Having installed Node Exporter and having already exposed the node's metrics, these should be added as targets under the scrape_configs section in your Prometheus configuration file (i.e. /etc/prometheus/prometheus.yml), before reloading the new config (either by restarting or reloading the config - please check the official documentation). This should look similar to this:

scrape_configs:
  - job_name: 'sepolia-node'
    scrape_interval: 10s
    metrics_path: /debug/metrics/prometheus
    static_configs:
      - targets:
        - '<NODE0_IP>:6060'
        - '<NODE1_IP>:6060' # you can add any number of nodes as targets
  - job_name: 'sepolia-node-exporter'
    scrape_interval: 10s
    metrics_path: /metrics
    static_configs:
      - targets:
        - '<NODE0_IP>:9100'
        - '<NODE1_IP>:9100' # you can add any number of nodes as targets

In the configuration file above, please replace:

  • <NODE0_IP> - node 0's IP

  • <NODE1_IP> - node 1's IP (you can add any number of nodes as targets)

  • ...

  • <NODEN_IP> - node N's IP (you can add any number of nodes as targets)

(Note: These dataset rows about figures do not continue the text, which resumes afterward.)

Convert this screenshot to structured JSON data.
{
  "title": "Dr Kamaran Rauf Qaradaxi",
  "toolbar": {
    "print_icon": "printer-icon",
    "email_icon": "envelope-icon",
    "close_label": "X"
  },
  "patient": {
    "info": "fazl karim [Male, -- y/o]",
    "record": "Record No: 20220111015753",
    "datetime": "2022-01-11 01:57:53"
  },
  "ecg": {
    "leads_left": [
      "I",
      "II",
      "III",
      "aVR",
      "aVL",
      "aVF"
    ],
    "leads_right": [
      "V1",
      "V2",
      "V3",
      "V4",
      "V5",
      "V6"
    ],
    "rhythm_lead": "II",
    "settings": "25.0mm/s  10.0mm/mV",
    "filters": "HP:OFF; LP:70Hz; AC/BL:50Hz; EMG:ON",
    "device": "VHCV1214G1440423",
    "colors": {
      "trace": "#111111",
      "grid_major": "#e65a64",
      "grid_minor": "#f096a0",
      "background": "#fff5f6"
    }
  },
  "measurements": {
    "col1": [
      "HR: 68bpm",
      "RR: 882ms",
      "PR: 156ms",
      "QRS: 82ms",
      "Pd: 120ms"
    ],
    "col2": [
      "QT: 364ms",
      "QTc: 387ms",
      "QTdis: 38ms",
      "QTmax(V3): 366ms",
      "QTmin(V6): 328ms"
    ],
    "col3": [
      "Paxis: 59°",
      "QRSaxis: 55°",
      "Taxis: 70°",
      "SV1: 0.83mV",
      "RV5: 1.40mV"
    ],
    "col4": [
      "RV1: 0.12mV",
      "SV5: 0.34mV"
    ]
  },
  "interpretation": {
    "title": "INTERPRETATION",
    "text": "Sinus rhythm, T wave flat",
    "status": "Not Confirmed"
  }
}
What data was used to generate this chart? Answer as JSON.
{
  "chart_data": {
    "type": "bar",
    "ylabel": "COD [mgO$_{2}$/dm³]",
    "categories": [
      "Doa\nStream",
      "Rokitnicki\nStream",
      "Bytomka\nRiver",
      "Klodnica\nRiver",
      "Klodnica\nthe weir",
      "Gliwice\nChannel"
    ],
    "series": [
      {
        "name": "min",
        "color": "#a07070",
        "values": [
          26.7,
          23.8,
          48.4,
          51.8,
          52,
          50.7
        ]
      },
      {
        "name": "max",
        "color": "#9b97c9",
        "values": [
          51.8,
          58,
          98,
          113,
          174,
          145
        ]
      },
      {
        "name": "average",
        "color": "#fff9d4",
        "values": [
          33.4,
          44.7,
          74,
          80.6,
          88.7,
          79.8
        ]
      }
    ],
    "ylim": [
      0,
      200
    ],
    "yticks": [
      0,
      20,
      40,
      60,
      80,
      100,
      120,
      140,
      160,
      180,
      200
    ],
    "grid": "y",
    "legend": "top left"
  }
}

That being said, the most important metrics that should be checked are:

  • node_cpu_seconds_total - CPU metrics exposed by Node Exporter - for monitoring purposes, you could use the following expression:

    • 100 - (avg by (instance) (rate(node_cpu_seconds_total{job="sepolia-node-exporter",mode="idle"}[5m])) * 100), which means the average percentage of CPU usage over the last 5 minutes;

  • node_memory_MemTotal_bytes/node_memory_MemAvailable_bytes - RAM metrics exposed by Node Exporter - for monitoring purposes, you could use the following expression:

    • (node_memory_MemTotal_bytes{job="sepolia-node-exporter"} - node_memory_MemAvailable_bytes{job="sepolia-node-exporter"}) / 1073741824, which means the amount of RAM (in GB) used, excluding cache/buffers;

  • node_network_receive_bytes_total - network traffic metrics exposed by Node Exporter - for monitoring purposes, you could use the following expression:

    • rate(node_network_receive_bytes_total{job="sepolia-node-exporter"}[1m]), which means the average network traffic received, per second, over the last minute (in bytes);

  • node_filesystem_avail_bytes - FS metrics exposed by Node Exporter - for monitoring purposes, you could use the following expression:

    • node_filesystem_avail_bytes{job="sepolia-node-exporter",device="<DEVICE>"} / 1073741824, which means the filesystem space available to non-root users (in GB) for a certain device <DEVICE> (i.e. /dev/sda or wherever the blockchain data is stored) - this can be used to get an alert whenever the available space left is below a certain threshold (please be careful how you choose this threshold: if you have storage that can easily be increased - for example, EBS storage from AWS, you can set a lower threshold, but if you run your node on a bare metal machine which is not easily upgradable, you should set a higher threshold just to be sure you are able to find a solution before it fills up);

  • up - Prometheus automatically generated metrics - for monitoring purposes, you could use the following expressions:

    • up{job="sepolia-node"}, which has 2 possible values: 1, if the node is up, or 0, if the node is down - this can be used to get an alert whenever the node goes down (i.e. it can be triggered at each restart of the node);

  • chain_head_block - metrics exposed by the ethereum node - for monitoring purposes, you could use the following expressions:

    • increase(chain_head_block{job="sepolia-node"}[1m]), which means how many blocks ethereum has been producing in the last 1 minute - this can be used to get an alert whenever the node has fallen behind by comparing with a certain threshold (you should start worrying if the difference is greater than 2-3 for the last 5 minutes);

  • p2p_peers - metrics exposed by the ethereum node - for monitoring purposes, you could use the following expressions:

    • p2p_peers{job="sepolia-node"}, which means the number of peers connected to the node on the ethereum side - this can be used to get an alert whenever there are less peers than a certain threshold for a certain period of time (i.e. less than 3 peers for 5 minutes);

You can use the above metrics to create both Grafana dashboards and Alertmanager alerts.

Please make sure to also check the Official Documentation and the Github Repository posted above in order to make sure you are keeping your node up to date.